A culpa não é dele. O próprio Clarke já tinha dito que falharia, num livro sobre os perigos da profecia e as falhas da imaginação. “Qualquer tecnologia suficientemente avançada é indistinguível da magia.”

A única certeza que a gente tem sobre o futuro é que não existem ferramentas no mundo de hoje pra imaginá-lo. Na época, era mais fácil imaginar um ônibus espacial do que um telefone sem fio.

Nos anos 1940, todas as distopias apontavam pra novas guerras, nos anos 1970 pra novos planetas. Quando penso no futuro, só penso em novas pandemias. Mas resta um consolo: se conseguimos imaginar, é porque não vai acontecer. Ufa. A história nos mostrou que o futuro nos reserva um tipo muito surpreendente de desgraça.

Reli “1984”, que acaba de sair numa edição espetacular da Antofágica —essa editora que publica apenas clássicos, que é uma maneira elegante de dizer que ela publica apenas autores a quem não é preciso pagar direitos autorais. Clássico é um livro cujo autor não está vivo pra reclamar da capa.

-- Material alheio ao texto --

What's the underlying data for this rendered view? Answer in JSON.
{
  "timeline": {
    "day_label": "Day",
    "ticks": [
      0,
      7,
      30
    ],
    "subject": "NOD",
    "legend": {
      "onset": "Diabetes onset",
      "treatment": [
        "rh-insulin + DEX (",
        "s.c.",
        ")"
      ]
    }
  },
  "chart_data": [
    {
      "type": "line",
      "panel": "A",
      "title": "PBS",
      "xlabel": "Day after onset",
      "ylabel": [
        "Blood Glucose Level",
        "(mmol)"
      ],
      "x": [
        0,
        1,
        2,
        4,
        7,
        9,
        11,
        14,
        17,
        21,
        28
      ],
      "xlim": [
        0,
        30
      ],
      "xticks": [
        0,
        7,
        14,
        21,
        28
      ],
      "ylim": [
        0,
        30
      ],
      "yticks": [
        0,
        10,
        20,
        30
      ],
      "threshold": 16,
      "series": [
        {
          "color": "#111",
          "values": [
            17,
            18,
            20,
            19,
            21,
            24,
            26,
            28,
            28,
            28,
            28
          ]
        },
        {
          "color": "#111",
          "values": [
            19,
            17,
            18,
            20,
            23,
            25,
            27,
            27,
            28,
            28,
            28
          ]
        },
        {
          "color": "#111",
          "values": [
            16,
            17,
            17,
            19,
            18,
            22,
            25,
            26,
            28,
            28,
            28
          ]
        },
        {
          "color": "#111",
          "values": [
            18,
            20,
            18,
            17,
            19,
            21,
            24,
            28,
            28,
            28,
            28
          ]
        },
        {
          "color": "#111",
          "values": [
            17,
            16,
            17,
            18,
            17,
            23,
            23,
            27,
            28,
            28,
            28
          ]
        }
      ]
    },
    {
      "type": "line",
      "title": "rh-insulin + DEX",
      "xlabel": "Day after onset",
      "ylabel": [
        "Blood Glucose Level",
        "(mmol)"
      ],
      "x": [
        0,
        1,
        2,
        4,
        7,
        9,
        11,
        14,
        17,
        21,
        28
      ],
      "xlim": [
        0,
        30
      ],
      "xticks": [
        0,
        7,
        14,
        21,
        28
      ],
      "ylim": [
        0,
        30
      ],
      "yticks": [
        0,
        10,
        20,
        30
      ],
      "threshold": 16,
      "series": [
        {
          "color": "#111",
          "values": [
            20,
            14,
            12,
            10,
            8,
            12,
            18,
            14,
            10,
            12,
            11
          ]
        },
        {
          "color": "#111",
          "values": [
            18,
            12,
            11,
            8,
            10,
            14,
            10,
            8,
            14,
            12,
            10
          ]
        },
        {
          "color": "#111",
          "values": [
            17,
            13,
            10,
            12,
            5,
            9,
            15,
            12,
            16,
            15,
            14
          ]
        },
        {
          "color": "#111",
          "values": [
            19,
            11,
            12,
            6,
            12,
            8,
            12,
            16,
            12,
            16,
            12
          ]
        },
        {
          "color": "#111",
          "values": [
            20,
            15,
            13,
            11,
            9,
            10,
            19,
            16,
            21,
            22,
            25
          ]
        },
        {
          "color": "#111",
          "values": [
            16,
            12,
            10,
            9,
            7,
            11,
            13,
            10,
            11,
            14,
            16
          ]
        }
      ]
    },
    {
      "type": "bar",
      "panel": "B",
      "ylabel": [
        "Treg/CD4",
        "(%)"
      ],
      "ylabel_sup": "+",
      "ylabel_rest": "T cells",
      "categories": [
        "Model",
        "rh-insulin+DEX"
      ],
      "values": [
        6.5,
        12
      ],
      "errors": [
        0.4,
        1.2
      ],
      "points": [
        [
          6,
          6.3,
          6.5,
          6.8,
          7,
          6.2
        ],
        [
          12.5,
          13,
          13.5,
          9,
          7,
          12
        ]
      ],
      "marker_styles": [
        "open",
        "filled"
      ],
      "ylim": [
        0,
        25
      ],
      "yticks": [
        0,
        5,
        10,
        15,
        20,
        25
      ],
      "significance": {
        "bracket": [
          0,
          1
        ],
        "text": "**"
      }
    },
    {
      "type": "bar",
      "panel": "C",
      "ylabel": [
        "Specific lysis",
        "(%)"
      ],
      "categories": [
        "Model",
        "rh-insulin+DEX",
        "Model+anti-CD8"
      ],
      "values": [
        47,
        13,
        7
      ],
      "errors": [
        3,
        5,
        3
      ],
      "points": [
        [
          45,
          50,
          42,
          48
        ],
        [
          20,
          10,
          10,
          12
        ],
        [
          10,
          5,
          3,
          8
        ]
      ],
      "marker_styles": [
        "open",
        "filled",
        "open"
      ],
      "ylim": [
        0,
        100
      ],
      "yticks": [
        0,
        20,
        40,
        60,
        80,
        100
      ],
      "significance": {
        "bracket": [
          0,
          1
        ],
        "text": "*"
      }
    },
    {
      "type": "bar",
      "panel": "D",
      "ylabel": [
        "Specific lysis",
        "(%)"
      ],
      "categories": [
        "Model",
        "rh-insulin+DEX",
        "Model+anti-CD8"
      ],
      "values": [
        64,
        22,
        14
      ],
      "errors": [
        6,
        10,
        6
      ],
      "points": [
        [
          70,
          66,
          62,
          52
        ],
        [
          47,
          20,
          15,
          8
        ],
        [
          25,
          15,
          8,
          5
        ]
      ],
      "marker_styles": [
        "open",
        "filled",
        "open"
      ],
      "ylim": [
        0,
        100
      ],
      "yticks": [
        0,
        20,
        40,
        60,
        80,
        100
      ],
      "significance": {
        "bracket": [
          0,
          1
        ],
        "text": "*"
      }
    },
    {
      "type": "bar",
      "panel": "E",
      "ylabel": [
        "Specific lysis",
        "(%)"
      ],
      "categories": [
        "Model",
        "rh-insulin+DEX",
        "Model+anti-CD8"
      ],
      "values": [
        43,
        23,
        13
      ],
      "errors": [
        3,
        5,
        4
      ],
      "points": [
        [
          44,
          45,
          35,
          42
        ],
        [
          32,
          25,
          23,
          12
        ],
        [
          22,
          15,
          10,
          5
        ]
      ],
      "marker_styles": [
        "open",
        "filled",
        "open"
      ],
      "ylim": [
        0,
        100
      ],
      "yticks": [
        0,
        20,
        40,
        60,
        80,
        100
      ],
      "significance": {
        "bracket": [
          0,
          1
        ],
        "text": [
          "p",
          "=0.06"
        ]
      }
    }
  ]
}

Ilustração de um smartphone com uma imagem na tela, na qual está escrito em preto "Big Brother is watching you" com a parte dos olhos do rosto de uma pessoa no meio e o fundo todo azul. Na parte inferior, há um ícone de uma mão com o polegar sinalizando gesto positivo e "You like this." escrito na frente do ícone.
Catarina Bessel/Folhapress

E que clássico. As falhas da imaginação do Orwell deixam claras as falhas da nossa imaginação. Outros autores já tinham previsto um mundo cheio de telas. Acho que Orwell foi o primeiro a imaginar que essas telas também te filmariam o tempo todo. Mas errou ao imaginar que essas telas seriam instaladas por um governo autoritário, à revelia da população, que resistiria a essa violência.

A culpa não é dele. Ninguém podia imaginar que a gente cederia tão facilmente a nossa privacidade. E pior: que a gente pagaria milhares de reais pra adquirir um aparelho que capturasse nossos dados e vendesse pra corporações sem nos dar nada em troca.

A gente trocou nossa vida e meses da nossa força de trabalho por meia dúzia de likes.

Qualquer tecnologia suficientemente avançada é indistinguível da estupidez.